23.000 femmes excisées vivent, actuellement, en Belgique. Plus de 12.000 filles mineures nées de mamans excisées risquent également de subir une mutilation génitale féminine si aucun travail de prévention n’est fait. C’est ce qui ressort d’une étude commandée par la secrétaire d’Etat à l’égalité des chances et à l’égalité des genres, Sarah Schlitz et du ministre de la santé publique, Franck Vandenbroucke. Elle a été réalisée par deux chercheuses du GAMS (groupe pour l’abolition des mutilations sexuelles féminines) et l’Aviq (Agence wallonne pour une vie de qualité).

Il s’agit de la quatrième étude sur le sujet. La dernière en date, qui reposait sur des données de 2016, estimait à 17.575 femmes "très probablement excisées" et 8342 filles "à risque d’excision". Leur nombre est en augmentation constante depuis le début du monitoring en 2007. "Cela veut dire que notre pays respecte la convention de Genève" et continue à accueillir les personnes qui en ont besoin, relève Fabienne Richard, l’une des chercheuses. "La migration continue et les personnes migrantes sont souvent plus jeunes et font donc des enfants."

Une majorité de ces femmes, 16.500 excisées ou à risque vivent en Région flamande (cela représente une augmentation de 45% par rapport à l’année 2016) contre 10 000 en Région Bruxelles-Capitale et 8 800 en Région wallonne. Chaque année, 1.700 femmes excisées accouchent dans une maternité belge.

La joie de la naissance d'une petite fille assombrie par le nuage de l'excision

Mariama Bah a été elle-même excisée lorsqu’elle était enfant. Elle témoigne aujourd’hui : " A l’accouchement de ma première fille, j’ai eu tellement de difficultés que lorsqu’on m’a dit que c’était une fille, avant même de tenir ce petit bout dans mes bras, c’était l’inquiétude à la place. "

 

Mariana fait aujourd’hui de la prévention auprès des communautés concernées. Elle fait partie de l’association Gams. Fabienne Richard, sa directrice estime cette prévention primordiale car plus d'un tiers des femmes et des filles concernées sont des mineures: " Nous accueillons beaucoup de femmes originaires des pays où les mutilations génitales féminines sont pratiquées à plus de 90% comme la Guinée et la Somalie. Ces femmes ont été excisées dans leur pays d’origine, leurs filles nées en Belgique sont aussi à risque d’être excisées si aucun travail de prévention n’est fait. Or, nous savons que les moyens mis dans la prévention ne sont pas encore les mêmes sur tout le territoire. Ils ne sont pas suffisants, notamment en Flandre "

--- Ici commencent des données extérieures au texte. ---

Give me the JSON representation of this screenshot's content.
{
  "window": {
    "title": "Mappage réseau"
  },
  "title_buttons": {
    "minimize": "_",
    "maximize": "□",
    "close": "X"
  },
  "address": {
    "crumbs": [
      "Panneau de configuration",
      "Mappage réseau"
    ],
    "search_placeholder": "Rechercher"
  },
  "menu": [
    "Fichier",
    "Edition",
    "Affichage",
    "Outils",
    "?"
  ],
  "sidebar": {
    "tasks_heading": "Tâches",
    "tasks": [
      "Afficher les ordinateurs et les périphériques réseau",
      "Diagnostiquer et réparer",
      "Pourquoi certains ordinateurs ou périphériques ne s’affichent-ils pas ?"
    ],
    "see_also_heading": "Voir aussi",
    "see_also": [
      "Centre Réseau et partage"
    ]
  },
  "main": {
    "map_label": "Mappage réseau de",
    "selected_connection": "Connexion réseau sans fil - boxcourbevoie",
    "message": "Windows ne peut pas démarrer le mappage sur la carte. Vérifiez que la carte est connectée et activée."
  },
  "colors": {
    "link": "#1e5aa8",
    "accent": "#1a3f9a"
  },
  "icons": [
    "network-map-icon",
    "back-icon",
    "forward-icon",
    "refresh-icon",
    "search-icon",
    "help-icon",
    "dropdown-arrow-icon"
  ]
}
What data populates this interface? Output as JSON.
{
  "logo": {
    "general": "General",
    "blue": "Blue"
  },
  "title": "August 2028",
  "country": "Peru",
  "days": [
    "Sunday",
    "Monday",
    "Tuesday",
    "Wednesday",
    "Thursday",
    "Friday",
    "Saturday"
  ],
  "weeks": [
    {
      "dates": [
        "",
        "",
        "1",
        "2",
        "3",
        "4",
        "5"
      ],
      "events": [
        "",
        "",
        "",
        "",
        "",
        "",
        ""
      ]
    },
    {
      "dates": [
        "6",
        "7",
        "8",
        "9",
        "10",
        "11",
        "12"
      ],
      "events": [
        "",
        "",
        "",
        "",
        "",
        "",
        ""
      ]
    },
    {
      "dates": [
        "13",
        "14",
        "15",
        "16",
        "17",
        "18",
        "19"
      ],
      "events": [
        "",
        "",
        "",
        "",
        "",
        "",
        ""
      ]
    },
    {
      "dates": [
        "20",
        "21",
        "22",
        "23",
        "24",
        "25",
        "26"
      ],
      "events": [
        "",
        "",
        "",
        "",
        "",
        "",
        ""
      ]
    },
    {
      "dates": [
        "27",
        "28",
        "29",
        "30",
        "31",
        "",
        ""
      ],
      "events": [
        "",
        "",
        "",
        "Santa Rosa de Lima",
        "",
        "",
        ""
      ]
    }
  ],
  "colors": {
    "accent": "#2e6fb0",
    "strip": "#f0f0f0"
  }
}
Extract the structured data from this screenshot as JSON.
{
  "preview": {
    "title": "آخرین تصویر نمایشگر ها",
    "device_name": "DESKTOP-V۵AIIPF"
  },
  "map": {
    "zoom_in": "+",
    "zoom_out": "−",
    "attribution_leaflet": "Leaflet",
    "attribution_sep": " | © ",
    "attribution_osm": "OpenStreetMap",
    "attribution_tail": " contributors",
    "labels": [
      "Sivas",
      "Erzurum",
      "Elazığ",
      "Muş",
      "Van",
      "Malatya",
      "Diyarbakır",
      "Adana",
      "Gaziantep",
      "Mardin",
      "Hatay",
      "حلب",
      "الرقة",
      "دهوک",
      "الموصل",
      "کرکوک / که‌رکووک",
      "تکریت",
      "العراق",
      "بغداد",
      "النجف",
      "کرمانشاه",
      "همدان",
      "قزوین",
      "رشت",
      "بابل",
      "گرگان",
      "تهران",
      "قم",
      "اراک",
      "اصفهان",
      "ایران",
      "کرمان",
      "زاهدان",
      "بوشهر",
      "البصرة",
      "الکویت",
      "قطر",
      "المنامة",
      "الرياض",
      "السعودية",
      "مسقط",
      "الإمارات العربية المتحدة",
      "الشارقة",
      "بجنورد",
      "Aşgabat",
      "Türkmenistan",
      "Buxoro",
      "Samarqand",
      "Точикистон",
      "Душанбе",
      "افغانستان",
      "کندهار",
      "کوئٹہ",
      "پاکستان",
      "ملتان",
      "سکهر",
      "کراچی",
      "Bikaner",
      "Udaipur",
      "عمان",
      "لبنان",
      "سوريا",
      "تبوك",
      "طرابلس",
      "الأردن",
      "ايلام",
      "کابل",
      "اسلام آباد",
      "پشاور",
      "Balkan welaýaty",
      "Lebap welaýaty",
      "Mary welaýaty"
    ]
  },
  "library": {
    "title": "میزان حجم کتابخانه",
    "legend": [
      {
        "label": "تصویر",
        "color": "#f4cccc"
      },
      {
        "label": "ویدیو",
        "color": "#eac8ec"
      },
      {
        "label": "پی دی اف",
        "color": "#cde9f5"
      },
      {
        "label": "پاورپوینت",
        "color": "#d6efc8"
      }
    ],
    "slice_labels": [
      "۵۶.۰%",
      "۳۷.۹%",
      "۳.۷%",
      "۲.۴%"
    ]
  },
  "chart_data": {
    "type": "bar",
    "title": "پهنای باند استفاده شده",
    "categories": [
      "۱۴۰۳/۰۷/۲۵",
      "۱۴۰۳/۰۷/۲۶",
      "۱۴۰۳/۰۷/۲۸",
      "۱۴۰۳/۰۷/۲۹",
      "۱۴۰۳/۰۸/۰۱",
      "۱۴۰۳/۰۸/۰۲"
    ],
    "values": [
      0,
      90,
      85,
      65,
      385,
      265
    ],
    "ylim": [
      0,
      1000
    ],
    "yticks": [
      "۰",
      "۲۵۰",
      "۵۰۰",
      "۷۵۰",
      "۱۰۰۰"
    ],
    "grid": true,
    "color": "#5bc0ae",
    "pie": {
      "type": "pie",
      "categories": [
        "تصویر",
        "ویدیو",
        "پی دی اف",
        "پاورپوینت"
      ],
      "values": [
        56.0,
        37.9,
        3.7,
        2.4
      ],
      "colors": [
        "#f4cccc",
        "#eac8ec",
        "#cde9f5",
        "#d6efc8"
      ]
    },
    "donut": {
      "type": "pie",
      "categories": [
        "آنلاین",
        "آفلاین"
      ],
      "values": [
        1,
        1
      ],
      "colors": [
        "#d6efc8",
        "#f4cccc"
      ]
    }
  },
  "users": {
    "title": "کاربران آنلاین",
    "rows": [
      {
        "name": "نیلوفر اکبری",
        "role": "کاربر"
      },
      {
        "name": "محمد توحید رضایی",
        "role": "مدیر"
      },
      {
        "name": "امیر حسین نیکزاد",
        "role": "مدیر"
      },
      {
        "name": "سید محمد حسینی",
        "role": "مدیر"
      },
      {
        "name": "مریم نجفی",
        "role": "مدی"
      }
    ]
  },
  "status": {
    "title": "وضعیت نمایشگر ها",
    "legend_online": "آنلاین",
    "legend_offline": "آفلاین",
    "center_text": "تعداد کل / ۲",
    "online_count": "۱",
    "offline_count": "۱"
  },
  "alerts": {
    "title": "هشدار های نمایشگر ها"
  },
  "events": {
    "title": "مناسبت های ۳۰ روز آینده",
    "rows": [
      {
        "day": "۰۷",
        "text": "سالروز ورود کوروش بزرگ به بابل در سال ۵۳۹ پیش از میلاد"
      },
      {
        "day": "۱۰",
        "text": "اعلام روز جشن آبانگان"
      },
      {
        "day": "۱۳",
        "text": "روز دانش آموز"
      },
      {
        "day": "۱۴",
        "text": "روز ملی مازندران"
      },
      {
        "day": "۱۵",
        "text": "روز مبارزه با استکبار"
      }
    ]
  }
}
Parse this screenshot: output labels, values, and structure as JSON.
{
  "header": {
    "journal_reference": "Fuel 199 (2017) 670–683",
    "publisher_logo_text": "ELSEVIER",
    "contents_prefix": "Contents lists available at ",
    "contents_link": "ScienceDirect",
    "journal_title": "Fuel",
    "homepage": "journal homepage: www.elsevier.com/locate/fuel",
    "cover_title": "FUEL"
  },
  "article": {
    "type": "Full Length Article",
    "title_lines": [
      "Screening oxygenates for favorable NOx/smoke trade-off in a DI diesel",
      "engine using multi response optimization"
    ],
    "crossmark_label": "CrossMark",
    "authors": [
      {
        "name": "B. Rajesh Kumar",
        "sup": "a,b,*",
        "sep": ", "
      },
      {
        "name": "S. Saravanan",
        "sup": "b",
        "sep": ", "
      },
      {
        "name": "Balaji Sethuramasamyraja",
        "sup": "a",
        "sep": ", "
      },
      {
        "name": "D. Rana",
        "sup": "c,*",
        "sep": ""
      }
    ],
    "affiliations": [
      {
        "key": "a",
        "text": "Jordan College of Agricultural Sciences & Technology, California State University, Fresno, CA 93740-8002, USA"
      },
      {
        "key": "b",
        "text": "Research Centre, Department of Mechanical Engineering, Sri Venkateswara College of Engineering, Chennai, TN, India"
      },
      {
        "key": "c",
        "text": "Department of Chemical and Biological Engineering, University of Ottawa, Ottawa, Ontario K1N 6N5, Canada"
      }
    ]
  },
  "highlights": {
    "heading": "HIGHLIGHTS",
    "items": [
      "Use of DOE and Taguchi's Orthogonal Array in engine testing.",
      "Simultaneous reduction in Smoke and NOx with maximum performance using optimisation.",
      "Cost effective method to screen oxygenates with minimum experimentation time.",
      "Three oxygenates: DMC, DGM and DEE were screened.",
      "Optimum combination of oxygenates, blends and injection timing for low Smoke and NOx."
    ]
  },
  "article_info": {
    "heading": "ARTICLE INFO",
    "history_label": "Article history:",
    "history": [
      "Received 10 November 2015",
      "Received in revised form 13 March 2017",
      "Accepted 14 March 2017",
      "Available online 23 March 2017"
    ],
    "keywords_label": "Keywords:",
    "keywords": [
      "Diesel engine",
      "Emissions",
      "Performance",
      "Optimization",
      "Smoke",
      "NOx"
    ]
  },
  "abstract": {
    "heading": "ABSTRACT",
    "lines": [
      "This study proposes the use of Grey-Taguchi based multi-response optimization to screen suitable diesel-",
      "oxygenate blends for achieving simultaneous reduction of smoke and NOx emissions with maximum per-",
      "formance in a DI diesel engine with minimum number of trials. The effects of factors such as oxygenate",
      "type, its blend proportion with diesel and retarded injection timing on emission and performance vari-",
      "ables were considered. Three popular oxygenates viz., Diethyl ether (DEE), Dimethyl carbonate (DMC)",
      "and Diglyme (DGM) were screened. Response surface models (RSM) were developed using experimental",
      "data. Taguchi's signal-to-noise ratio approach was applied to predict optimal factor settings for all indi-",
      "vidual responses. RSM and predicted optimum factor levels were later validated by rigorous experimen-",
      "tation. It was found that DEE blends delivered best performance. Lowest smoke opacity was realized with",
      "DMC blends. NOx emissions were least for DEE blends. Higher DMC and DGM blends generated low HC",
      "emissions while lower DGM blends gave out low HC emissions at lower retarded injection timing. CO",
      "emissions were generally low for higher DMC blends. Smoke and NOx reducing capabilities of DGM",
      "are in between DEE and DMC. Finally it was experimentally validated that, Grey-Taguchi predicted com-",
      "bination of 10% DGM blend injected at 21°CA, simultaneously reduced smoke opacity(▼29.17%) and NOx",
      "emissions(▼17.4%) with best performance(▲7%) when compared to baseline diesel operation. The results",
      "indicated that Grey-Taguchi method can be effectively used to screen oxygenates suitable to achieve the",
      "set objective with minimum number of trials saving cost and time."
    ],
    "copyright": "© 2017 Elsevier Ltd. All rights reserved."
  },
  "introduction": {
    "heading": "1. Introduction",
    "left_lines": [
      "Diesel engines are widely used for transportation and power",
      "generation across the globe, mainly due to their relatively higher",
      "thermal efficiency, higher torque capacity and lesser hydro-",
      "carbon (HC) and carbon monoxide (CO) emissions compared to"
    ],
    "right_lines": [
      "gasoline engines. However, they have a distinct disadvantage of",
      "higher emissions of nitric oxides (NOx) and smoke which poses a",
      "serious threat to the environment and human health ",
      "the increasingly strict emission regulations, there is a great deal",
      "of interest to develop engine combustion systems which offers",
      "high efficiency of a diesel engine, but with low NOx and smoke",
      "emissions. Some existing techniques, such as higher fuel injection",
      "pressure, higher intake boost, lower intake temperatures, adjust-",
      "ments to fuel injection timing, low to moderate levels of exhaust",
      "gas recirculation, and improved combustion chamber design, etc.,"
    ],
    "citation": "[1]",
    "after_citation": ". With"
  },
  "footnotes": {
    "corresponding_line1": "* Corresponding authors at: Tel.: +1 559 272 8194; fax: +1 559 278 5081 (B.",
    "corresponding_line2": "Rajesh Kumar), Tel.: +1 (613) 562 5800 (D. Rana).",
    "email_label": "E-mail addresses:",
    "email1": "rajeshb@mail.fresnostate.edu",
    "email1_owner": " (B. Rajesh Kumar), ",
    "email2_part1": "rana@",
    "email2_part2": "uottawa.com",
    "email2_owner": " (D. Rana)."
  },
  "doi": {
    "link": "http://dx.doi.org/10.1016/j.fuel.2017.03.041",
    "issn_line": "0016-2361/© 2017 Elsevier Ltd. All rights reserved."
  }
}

Le retour au pays et les risques de pressions familiales

Chaque année, le GAMS accompagne plus de 700 femmes victimes de mutilations génitales. Son action est reconnue à l’international. Il organise notamment des dialogues avec les parents de filles ou jeunes femmes à risque de mutilation génitale, avant qu’elles ne passent leurs vacances dans leur pays d’origine.

 

Sarah Schlitz, la secrétaire d’Etat s’inquiète particulièrement à l’approche des vacances d’été : " C’est une période critique pour les femmes et filles à risque de mutilations génitales car elles repartent dans leur pays d’origine. Sur place, les pressions sont importantes au sein des familles pour pousser à pratiquer l’excision. Ces pratiques inacceptables sont terriblement nuisibles tant physiquement que mentalement. Aucune femme au monde ne devrait avoir à subir cela. Rappelons que ces pratiques sont interdites en Belgique et qu’elles sont passibles de poursuites "

 

La Secrétaire d’Etat a annoncé le lancement de deux campagnes. La première vise à faire connaître les deux centres de prises en charge accrédités par l’INAMI. Le premier est situé au CHU St Pierre "CeMAViE" et le deuxième à l’UZ de Gand. Ils offrent un accompagnement holistique aux femmes excisées (médical, psychologique, sexologique, chirurgical).

 

 La seconde campagne, qui sera lancée en 2023, vise à sensibiliser les familles concernées et les professionnels sur les risques d’excision. Les chercheuses estiment que la thématique des mutilations génitales doit être intégrée aux cursus des étudiants en médecine. Les chercheuses pointent notamment le fait que, par méconnaissance de la problématique, de nombreux médecins pratiquent notamment des césariennes inutiles sur les femmes excisées.